Once the pool data is available (from pool finder), for each pool with token A (A/*), the priceImpact and amountOut can be calculated with replicating the math logic that happens onchain on the contract (this would contain either direct pool of A/B or any pool with A/* for finding a multiroute, in this case 1 hop max).

For 1 hop routes, the result of previous step (amountOut of previous step) can be used to calculated priceImpact and amountOut of the pools with the in-between token (*/B) by doing the same process.

Once these values are calculated, they can be compared and the best outcome can be chosen as the route for A/B (it can end up being a direct route or a multiroute with 1 hop; ideally this design should be expandable (A/*, (*/* x n), */B), ie in a way that in future can be upgraded to be able to do more hops, so most probably a recursive or looped based design).

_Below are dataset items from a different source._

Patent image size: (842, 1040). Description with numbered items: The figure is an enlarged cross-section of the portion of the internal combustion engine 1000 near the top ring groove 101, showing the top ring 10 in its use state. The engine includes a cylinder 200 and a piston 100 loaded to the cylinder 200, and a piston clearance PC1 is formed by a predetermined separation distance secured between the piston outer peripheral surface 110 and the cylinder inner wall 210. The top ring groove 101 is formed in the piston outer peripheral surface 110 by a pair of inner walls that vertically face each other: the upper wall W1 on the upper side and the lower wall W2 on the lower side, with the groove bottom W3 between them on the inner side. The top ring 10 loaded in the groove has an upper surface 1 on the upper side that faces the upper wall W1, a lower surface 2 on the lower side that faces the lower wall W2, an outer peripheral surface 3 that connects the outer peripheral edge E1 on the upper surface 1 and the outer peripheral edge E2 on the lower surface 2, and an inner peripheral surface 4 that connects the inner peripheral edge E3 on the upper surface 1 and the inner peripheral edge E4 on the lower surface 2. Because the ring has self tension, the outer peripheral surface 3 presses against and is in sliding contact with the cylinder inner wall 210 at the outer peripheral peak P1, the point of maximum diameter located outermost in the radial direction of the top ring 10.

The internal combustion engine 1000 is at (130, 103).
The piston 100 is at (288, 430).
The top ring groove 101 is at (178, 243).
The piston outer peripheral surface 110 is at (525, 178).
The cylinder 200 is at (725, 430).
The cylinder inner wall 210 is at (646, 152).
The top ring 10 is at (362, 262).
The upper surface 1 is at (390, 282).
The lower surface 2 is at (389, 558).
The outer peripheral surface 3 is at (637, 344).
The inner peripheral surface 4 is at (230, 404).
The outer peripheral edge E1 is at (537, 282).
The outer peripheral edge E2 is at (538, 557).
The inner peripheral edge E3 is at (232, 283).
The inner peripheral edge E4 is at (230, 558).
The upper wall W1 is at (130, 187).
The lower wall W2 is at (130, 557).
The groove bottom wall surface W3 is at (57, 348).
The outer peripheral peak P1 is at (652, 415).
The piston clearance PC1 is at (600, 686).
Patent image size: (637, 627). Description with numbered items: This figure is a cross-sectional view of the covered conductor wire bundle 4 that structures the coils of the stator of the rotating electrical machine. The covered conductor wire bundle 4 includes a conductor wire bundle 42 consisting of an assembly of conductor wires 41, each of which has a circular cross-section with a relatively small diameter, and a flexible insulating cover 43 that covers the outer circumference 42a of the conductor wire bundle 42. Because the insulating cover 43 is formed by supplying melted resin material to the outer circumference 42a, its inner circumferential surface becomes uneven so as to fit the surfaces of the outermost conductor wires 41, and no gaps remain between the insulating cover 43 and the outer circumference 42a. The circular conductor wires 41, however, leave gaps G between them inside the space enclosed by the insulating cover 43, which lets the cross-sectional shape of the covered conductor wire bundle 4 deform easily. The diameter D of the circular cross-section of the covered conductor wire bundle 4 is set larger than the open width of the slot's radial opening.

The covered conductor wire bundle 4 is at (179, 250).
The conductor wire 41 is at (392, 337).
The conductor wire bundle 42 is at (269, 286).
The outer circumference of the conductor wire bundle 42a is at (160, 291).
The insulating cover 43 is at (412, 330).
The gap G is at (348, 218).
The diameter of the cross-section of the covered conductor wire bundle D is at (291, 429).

Once the route and its legs are ready, the final route code can be built by following the logic that sushi lib has for each type of pool, the logic is pretty straight forward, as our case doesnt involve any non uniswap based dex, so we either have univ2 or univ3, (they each have RP based code and some simple logic to set the direction, etc), once each leg's data has been constructed, they will be merged together to form the final route code that can be used to submit a tx onchain on a RP contract.